SAS regional director for the north, Milne Weir, added: “These new posts will further enhance our local resilience, complementing wider investment in the Moray area.”
However, union boss Mr Campbell suggested that SAS top brass had only acted after a public outcry about the area’s lack of resources.
He said: “It should be remembered that the recruiting of these staff has come about because of Unite’s members threatening industrial action, coupled with pressure from the community and politicians shouting from the roof tops about
the crisis facing the service.
“We will, of course, expect to see this improvement in the very near future and we hope that there are more ambulance vehicles to be provided too.
“The extra ambulance personnel will relieve the current staff of some of the stress they are suffering due to working long shifts to provide cover due to the staffing crisis.”

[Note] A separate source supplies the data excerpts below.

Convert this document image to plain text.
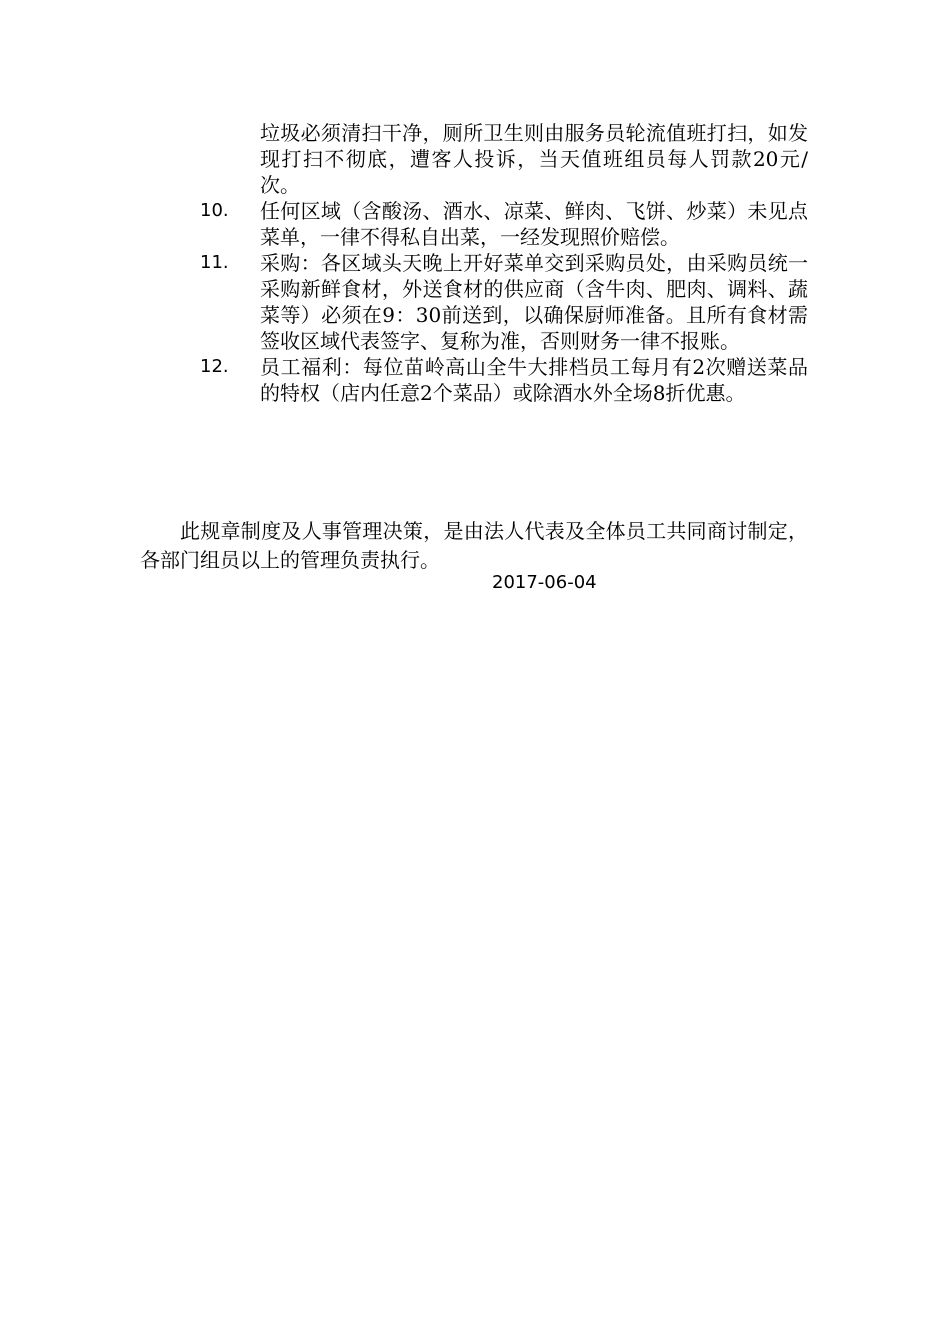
垃圾必须清扫干净，厕所卫生则由服务员轮流值班打扫，如发现打扫不彻底，遭客人投诉，当天值班组员每人罚款20元/次。
10.	任何区域（含酸汤、酒水、凉菜、鲜肉、飞饼、炒菜）未见点菜单，一律不得私自出菜，一经发现照价赔偿。
11.	采购：各区域头天晚上开好菜单交到采购员处，由采购员统一采购新鲜食材，外送食材的供应商（含牛肉、肥肉、调料、蔬菜等）必须在9：30前送到，以确保厨师准备。且所有食材需签收区域代表签字、复称为准，否则财务一律不报账。
12.	员工福利：每位苗岭高山全牛大排档员工每月有2次赠送菜品的特权（店内任意2个菜品）或除酒水外全场8折优惠。

此规章制度及人事管理决策，是由法人代表及全体员工共同商讨制定，各部门组员以上的管理负责执行。

2017-06-04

Earlier this year, SAS created three new posts at Dufftown – at a cost of £80,000 – following concerns that staff shortages had left overworked employees “exhausted”.
The town had an unmanned station for 790 hours between July 2016 and January 2017 due to fatigue.
Last night, an Elgin paramedic said that having an additional 11 crew members between the two stations would provide Moray residents with some peace of mind.
He said: “When the Dufftown staff are trained up, and we have new colleagues in Elgin, that will mean we have three 24-hour ambulances in the area.”